Browning, she said, has “got the politics down.” But with an educator in the superintendent’s chair, she said, “there’s so much more we can do.”

Browning questioned his challenger’s perspective. He acknowledged he did not teach in a school, but said over eight years he has come to understand the issues of public education, including during a stint as president of the state superintendents' association.

Where he needed support, he continued, he hired “highly capable people” with years of classroom experience. He built upon their insights with his own knowledge of managing institutions, understanding budgets, negotiating contracts and navigating politics.

The collection of those skills all came into play in running Pasco County’s largest employer, Browning said.

“I don’t think you need a teacher managing a $1.5 billion school district any more than you need a doctor running a hospital,” he said.

He stated that the school district is working on many of Thompson’s priorities. It has given raises, though sometimes tiny ones, every year he has been in office, Browning said.

It has been among the state’s first districts to launch social-emotional services for students, he added, and taken several steps to increase career and technical programs, including opening one technical high school and building another.

“We’ve made great gains,” Browning said. “We’re a stable district, both academically and financially.”

So far, the campaign has avoided the negativity that dotted the primary. Both candidates have focused on the issues and pointed out where they believe they could do better than the other.

Thompson suggested, for example, that the two-week delay in reopening schools in August could have been spent better preparing teachers and students for the new requirements and systems they would encounter.

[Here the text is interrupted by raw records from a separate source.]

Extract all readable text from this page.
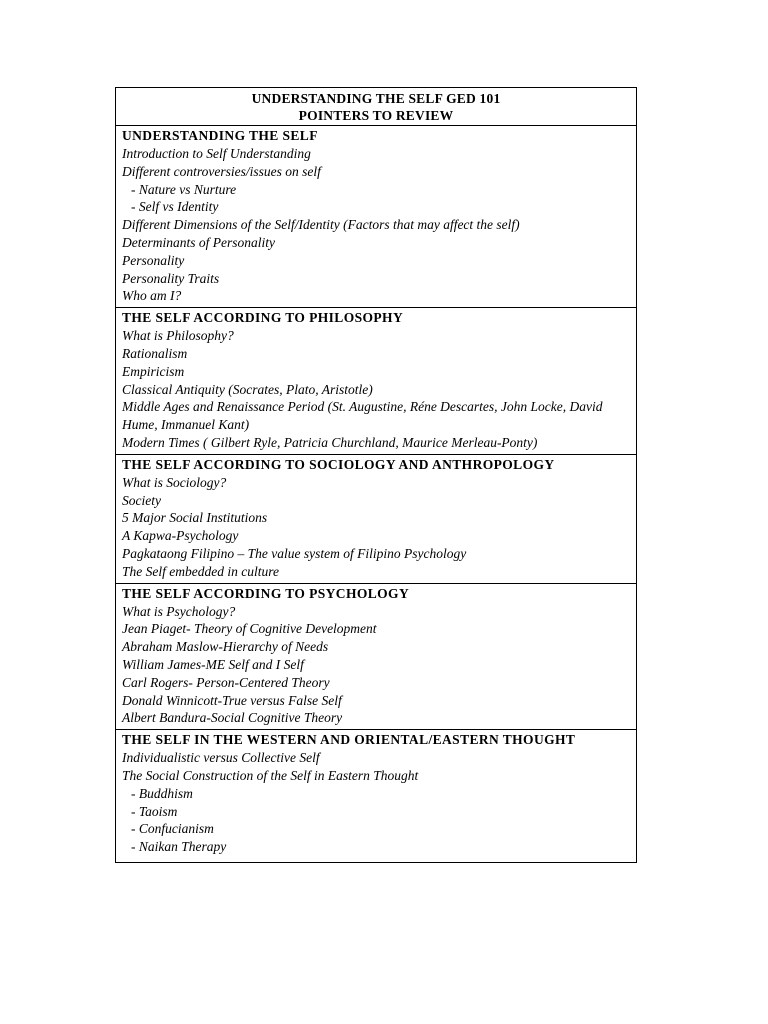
UNDERSTANDING THE SELF GED 101
POINTERS TO REVIEW
UNDERSTANDING THE SELF
Introduction to Self Understanding
Different controversies/issues on self
- Nature vs Nurture
- Self vs Identity
Different Dimensions of the Self/Identity (Factors that may affect the self)
Determinants of Personality
Personality
Personality Traits
Who am I?
THE SELF ACCORDING TO PHILOSOPHY
What is Philosophy?
Rationalism
Empiricism
Classical Antiquity (Socrates, Plato, Aristotle)
Middle Ages and Renaissance Period (St. Augustine, Réne Descartes, John Locke, David Hume, Immanuel Kant)
Modern Times ( Gilbert Ryle, Patricia Churchland, Maurice Merleau-Ponty)
THE SELF ACCORDING TO SOCIOLOGY AND ANTHROPOLOGY
What is Sociology?
Society
5 Major Social Institutions
A Kapwa-Psychology
Pagkataong Filipino – The value system of Filipino Psychology
The Self embedded in culture
THE SELF ACCORDING TO PSYCHOLOGY
What is Psychology?
Jean Piaget- Theory of Cognitive Development
Abraham Maslow-Hierarchy of Needs
William James-ME Self and I Self
Carl Rogers- Person-Centered Theory
Donald Winnicott-True versus False Self
Albert Bandura-Social Cognitive Theory
THE SELF IN THE WESTERN AND ORIENTAL/EASTERN THOUGHT
Individualistic versus Collective Self
The Social Construction of the Self in Eastern Thought
- Buddhism
- Taoism
- Confucianism
- Naikan Therapy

Browning contended that Thompson has attempted to manufacture issues that don’t exist, pointing to her goal of developing a positive relationship with the School Board as one.

“The School Board is very collegial among themselves and with the superintendent,” he said, echoing the view of board members.

Among his priorities looking ahead, Browning said if reelected he wanted to continue progress on expanding access to programs, and said he would look for ways to renew emphasis on early literacy to coincide with the state’s new language arts materials adoption cycle.